I met an 82 year old woman yesterday who has travelled to France from Australia to visit Giverny, the home of Claude Monet.
“I studied fine art as a student” she explained to me, ” and that’s when I fell in love with Monet’s paintings.” When she graduated, she married and settled in England and her greatest wish was to visit Monet’s famous gardens. Her husband didn’t support her love of art, declaring. .
“Why would you travel to another country just to visit a garden?
Now at the age of 82, divorced, with difficulty walking after an accident, and despite living in Australia, this lovely lady had thrown caution to the wind and flown across the world to make her dream come true.
“I knew if I didn’t do it this year, I never would” she said, and I am happy in the knowledge that today she will have a fabulous day.
We might have arrived at 8 in the morning, but Monet got his first view of his future home at Giverny in the early afternoon. He’d left his rented house in Poissy, the creditors at his heels, declaring he would not return until he found a new house for the family to live in.

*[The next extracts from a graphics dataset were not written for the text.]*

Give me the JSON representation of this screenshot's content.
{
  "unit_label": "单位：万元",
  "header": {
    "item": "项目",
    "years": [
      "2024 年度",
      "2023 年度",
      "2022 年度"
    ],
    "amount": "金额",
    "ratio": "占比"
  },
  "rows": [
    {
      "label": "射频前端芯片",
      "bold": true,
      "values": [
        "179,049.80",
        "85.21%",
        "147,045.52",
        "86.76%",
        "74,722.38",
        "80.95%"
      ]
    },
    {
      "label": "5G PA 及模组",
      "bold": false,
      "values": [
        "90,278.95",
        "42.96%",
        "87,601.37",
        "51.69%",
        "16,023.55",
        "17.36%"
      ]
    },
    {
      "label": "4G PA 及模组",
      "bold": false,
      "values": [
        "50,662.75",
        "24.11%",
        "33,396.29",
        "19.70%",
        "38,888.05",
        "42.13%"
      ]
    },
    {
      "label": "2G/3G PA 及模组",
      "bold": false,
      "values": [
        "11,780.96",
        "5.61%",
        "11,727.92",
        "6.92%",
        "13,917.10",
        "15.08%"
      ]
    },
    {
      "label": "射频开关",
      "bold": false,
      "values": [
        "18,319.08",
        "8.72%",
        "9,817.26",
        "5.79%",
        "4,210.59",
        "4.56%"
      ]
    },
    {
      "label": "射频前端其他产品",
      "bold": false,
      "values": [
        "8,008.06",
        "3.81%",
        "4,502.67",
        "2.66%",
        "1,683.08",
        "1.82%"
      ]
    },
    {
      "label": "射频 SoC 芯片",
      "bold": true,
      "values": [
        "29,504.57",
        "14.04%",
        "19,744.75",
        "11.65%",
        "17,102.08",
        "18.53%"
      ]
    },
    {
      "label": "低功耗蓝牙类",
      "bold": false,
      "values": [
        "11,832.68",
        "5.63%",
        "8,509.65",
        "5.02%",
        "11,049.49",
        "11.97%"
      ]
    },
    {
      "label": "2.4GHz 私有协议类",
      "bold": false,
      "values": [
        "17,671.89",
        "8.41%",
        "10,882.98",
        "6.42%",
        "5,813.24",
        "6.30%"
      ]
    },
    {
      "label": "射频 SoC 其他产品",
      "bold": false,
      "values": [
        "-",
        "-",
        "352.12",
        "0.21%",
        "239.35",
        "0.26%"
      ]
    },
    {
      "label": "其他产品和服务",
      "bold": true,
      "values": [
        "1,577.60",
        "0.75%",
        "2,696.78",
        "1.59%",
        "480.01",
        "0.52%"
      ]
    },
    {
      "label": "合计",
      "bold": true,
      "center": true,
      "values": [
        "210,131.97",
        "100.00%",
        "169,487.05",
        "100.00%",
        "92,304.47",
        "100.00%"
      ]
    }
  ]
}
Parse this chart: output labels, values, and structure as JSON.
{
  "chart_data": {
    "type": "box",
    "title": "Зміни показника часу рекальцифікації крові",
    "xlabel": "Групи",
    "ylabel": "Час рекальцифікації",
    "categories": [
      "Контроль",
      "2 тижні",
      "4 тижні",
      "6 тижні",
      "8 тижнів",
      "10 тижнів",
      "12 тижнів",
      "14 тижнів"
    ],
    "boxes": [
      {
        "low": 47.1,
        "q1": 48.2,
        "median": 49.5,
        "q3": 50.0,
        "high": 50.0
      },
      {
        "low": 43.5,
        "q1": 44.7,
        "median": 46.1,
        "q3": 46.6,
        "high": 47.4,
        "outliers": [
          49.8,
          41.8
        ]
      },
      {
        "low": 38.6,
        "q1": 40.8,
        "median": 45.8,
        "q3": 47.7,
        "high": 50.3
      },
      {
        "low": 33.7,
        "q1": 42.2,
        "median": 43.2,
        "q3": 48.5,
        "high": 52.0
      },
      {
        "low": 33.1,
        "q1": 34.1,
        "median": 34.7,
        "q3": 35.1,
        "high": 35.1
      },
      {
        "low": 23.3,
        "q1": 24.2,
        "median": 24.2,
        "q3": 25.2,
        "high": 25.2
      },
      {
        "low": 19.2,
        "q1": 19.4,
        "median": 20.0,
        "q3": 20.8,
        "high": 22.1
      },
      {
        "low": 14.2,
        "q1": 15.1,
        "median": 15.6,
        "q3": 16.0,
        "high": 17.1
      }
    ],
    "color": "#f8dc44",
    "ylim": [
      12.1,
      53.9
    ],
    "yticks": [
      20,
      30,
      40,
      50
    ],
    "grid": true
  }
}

Imagine passing in front of this great house, and spying from the road an orchard in full spring blossom where the flowers are today, while the pretty nasturtium lined central allée was originally a dark and brooding yew lined pathway. Monet detested the way the trees blocked the light while Alice, his wife, felt that it was a crime to fell a tree. Persuading her to let him remove the lower branches, Monet subsequently lopped the tops much to Alice’s indignation. The denuded trunks soon became the supports for his climbing roses, until rotting away they were replaced by the metal arches we see today.

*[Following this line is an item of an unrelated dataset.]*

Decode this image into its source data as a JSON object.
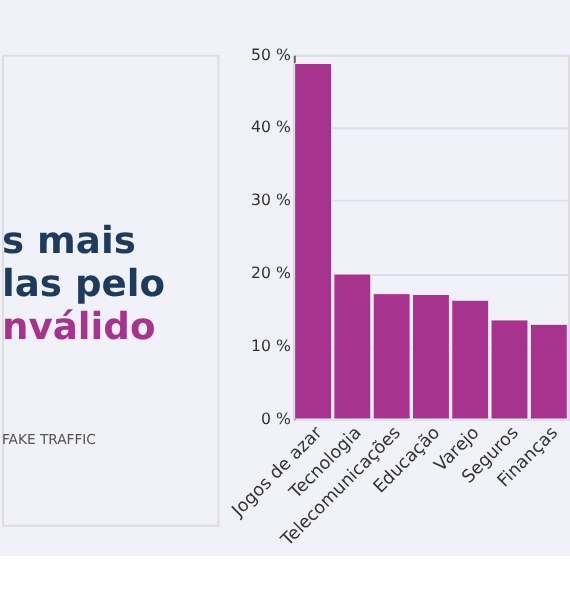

As the seasons change, so does the garden. Irises and peonies are replaced by poppies and roses, and later by phlox, cosmos and dahlias.
The abundance of flowers is overwhelming, even on rainy days one thinks the sun is shining, such is the colour and cheerfulness of the surroundings.Monet had ten gardeners once he had fully developed the gardens; today there are only 6, and an army of volunteers who classify the deadheading of the flowers “a gros boulot” , a big job! Pissarro’s wife once commented favorably on one of Monet’s irises and Monet subsequently dispatched a cutting of them to her on the next train!
At the age of 50, 7 years after moving into the house, Monet started to create the water garden. Today there is only one gardener allocated to tend to it, and much of it is done by boat. Most of his activity is tending to the water lilies which are a great delicacy for the Muskrat.He has to ensure that the lilies grow in nice circular rafts, just as Monet liked them.
After Monet’s death the garden fell into disrepair and had to be largely recreated. Alice had insisted that he write to her everyday when he was away painting. From his letters, his gardening instructions gave the restoration team a good idea of the type and position of the original flowers, and other little notebooks and seed order books held the rest of the clues.
Today the garden is a masterpiece. A living work of art, just as Monet wanted; his largest canvass.
“Gardening was something I learnt from my youth when I was unhappy, I perhaps owe becoming a painter to flowers” said Monet.
Not surprising then that the lovely 82 year old I met yesterday was so keen to go and visit it.
I truly hope it is everything she hoped it would be – and more!